En conclusion, on peut affirmer que le réemploi des aciers de déconstruction est totalement d’actualité au regard des avantages environnementaux et est techniquement réalisable sans risque pour les constructions. Cela implique néanmoins d’inscrire la chaîne de réemploi dans un schéma réglementaire réaliste (cf. validation prochaine des règles professionnelles des aciers de structure) et d’intégrer la variable de disponibilité des composants de réemploi dans le processus de conception des ouvrages. Et, pour commencer, la meilleure des approches consiste à d’ores et déjà concevoir les projets sous maquette BIM afin de garantir la traçabilité de l’information en termes
de qualification des aciers pour le réemploi futur des composants !
Diagnostiquer, démonter, réemployer
D’un centre équestre à la nouvelle recyclerie d’un syndicat mixte à vocation unique pour le transfert, l’élimination et la validation des ordures ménagères (Sytevom) : le CTICM a effectué, en 2022, le diagnostic préalable avant démontage de la charpente métallique du centre équestre de Gennevilliers.
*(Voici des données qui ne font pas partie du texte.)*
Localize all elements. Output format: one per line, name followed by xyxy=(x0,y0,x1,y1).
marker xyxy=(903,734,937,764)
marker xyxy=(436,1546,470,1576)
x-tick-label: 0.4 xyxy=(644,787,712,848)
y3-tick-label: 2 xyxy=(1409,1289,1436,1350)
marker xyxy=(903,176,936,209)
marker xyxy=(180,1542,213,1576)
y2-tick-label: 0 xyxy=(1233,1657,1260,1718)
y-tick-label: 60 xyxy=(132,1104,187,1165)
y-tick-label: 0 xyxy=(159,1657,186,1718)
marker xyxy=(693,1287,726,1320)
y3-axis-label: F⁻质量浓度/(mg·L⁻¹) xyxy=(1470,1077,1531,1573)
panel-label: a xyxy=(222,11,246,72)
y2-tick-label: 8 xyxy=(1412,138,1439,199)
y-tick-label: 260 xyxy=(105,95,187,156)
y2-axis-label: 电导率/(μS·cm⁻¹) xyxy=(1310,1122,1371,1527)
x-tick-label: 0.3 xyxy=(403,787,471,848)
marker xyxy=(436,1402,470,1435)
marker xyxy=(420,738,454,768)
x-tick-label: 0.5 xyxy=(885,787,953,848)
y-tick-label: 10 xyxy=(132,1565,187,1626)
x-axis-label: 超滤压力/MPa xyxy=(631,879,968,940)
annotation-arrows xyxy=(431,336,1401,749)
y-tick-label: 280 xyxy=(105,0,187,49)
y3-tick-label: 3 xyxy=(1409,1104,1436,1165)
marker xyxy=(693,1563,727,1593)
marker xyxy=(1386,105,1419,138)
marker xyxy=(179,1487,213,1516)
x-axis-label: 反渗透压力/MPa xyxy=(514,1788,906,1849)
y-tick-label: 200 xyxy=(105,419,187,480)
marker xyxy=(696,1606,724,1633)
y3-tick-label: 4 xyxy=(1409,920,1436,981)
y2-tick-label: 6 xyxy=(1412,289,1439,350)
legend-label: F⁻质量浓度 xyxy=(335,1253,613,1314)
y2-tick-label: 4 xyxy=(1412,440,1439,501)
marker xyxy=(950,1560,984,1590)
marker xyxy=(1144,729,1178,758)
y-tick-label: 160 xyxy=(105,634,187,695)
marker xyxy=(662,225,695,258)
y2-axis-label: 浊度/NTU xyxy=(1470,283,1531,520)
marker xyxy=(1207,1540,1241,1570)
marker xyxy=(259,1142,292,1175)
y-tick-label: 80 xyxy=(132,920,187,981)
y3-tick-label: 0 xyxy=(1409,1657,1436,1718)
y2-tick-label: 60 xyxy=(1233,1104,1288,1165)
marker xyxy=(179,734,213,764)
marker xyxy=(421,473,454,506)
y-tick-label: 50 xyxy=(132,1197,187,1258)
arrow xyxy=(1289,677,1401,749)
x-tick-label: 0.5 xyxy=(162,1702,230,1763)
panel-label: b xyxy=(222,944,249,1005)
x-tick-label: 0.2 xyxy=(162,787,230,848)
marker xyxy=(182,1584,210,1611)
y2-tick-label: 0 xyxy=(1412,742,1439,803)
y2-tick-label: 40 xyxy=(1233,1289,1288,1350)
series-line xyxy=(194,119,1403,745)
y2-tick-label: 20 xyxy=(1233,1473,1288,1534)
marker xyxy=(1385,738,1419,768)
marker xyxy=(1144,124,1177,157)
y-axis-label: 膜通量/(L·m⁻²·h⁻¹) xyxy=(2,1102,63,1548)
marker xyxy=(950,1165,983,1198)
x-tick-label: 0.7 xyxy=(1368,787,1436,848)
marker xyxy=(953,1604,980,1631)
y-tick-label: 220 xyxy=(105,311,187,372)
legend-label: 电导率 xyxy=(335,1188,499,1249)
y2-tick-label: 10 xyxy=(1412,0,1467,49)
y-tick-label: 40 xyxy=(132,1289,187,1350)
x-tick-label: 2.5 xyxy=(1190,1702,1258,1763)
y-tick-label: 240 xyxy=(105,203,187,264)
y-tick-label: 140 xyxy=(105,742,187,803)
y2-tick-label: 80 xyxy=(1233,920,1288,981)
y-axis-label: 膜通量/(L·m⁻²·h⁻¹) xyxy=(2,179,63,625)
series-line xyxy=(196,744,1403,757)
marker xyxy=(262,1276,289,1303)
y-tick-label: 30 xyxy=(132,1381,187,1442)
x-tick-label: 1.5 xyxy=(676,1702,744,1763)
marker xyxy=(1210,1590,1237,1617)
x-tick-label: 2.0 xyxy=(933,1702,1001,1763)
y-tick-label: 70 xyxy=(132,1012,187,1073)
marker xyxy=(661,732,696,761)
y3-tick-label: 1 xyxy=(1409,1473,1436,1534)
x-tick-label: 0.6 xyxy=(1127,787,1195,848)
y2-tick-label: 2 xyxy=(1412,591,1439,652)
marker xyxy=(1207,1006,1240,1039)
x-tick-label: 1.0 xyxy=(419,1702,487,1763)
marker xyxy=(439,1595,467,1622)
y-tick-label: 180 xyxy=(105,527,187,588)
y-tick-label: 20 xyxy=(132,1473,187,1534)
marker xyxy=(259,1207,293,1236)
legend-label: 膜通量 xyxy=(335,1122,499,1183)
Cette analyse a permis de s’assurer de la faisabilité du projet en expertisant la part des structures susceptibles d’être réemployées. Une fois les opérations ponctuelles de réparation effectuées, le démontage particulièrement soigné de la charpente a été réalisé par l’entreprise Viry (groupe Fayat). Éléments de la structure et fermes métalliques ont ainsi pu être réemployés dans la construction de la nouvelle recyclerie du Sytevom de Noidans-le-Ferroux (Haute-Saône).